« Aggression d’un policier dans le Marais : un suspect menace de mort »

Paris. « Il m'a dit je vais te tuer » : le témoignage glaçant du policier agressé dans le quartier du Marais

« Il m’a dit je vais te tuer » : le témoignage glaçant du policier agressé dans le quartier du Marais

Pierre Picavet, fonctionnaire de police et président de l’association LGBT+ FLAG !, a été victime d’une violente agression homophobe dans la nuit du vendredi 28 au samedi 29 août, vers 4 heures du matin, à la sortie d’un bar gay du Marais, à Paris.
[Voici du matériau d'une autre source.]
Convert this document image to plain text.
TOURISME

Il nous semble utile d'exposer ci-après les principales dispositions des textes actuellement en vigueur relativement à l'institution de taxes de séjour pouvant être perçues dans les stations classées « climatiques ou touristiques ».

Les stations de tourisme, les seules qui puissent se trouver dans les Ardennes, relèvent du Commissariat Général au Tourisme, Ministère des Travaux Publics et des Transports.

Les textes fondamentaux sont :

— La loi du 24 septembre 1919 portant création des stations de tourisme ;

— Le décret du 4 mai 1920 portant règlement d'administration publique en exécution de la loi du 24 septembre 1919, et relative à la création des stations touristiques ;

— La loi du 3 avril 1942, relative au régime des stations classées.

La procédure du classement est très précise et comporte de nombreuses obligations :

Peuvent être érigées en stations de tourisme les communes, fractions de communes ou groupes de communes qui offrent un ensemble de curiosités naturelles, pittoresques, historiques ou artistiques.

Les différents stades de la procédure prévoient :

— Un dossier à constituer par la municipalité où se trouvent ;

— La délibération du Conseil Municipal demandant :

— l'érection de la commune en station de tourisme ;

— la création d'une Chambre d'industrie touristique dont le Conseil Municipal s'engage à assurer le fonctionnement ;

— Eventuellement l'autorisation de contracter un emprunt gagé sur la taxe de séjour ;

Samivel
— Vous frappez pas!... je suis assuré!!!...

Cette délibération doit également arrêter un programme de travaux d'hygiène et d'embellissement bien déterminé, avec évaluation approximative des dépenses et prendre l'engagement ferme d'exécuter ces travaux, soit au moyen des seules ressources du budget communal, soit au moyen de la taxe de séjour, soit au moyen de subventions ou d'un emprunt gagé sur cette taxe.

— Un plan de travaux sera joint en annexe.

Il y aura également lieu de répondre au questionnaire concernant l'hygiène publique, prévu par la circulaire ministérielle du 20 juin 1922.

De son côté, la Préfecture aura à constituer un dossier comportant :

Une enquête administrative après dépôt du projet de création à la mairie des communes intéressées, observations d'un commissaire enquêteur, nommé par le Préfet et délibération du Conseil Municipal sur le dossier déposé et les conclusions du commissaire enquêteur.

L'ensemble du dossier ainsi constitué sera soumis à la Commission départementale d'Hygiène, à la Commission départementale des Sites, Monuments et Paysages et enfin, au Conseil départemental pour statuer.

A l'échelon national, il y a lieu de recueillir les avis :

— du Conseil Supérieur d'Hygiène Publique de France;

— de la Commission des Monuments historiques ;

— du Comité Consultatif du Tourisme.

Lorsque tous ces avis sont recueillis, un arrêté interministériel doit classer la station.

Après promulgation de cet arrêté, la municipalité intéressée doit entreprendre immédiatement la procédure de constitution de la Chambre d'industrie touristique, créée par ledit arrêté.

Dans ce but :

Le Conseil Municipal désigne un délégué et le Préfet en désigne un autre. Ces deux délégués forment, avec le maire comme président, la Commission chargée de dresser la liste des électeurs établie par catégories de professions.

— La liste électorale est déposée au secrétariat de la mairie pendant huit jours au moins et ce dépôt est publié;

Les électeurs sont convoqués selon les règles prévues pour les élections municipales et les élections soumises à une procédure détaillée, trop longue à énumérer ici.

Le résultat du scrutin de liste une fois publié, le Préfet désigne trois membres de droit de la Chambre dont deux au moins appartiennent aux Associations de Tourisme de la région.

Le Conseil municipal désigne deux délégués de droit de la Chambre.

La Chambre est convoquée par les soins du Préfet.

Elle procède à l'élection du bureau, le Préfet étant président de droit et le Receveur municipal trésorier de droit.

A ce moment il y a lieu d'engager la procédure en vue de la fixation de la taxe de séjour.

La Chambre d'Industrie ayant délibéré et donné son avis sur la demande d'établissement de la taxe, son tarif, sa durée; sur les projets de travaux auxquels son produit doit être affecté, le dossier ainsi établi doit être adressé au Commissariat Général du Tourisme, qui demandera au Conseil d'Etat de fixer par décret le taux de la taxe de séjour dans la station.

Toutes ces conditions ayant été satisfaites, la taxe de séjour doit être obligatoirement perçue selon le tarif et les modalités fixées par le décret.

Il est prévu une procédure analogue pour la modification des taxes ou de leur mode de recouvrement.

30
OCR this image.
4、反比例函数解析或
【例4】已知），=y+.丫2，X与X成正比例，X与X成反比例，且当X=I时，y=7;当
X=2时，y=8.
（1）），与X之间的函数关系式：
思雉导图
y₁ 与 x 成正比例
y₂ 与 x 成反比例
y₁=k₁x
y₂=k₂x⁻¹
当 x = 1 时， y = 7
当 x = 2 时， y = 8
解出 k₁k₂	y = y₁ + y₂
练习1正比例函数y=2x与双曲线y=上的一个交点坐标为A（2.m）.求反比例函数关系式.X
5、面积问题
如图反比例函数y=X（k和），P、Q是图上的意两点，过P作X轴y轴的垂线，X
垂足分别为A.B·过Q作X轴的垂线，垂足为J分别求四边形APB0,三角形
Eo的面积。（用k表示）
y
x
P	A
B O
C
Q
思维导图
Invité ce mardi matin au micro d’Apolline de Malherbe sur BFMTV, il a détaillé cette nuit où il a cru mourir.

« Je me dirigeais vers les transports quand j’ai croisé cet homme. Au départ, cela m’a semblé être une blague », a relaté le policier. « Et les premiers mots qu’il m’a dit, c’est : Je vais te tuer, sale PD ». Malgré sa carte de police brandie à trois reprises, l’homme, alcoolisé, ne s’est pas arrêté. « Je lui répétais : Arrête, je suis flic, recule », a-t-il poursuivi. L’agresseur lui a alors assené un coup de bouteille de whisky sur la tête. Immobilisé au sol, Pierre Picavet a déclaré n’avoir eu qu’un seul réflexe : « Le seul moyen de défense que j’avais, c’était de le mordre à la joue ».

Le policier a brièvement perdu connaissance et s’est réveillé dans les bras d’un passant qui a été témoin de l’incident. « On peut dire qu’il m’a sauvé. Il a vraiment été témoin de tout », a-t-il souligné, notant que sa parole aurait pu être mise en doute sans ce témoin. Le bilan est lourd : multiples fractures au visage et au crâne, un saignement intracrânien et une fracture de l’orbite de l’œil gauche, qui nécessite une opération dans les jours à venir. Pierre Picavet a été mis en arrêt de travail pour 40 jours.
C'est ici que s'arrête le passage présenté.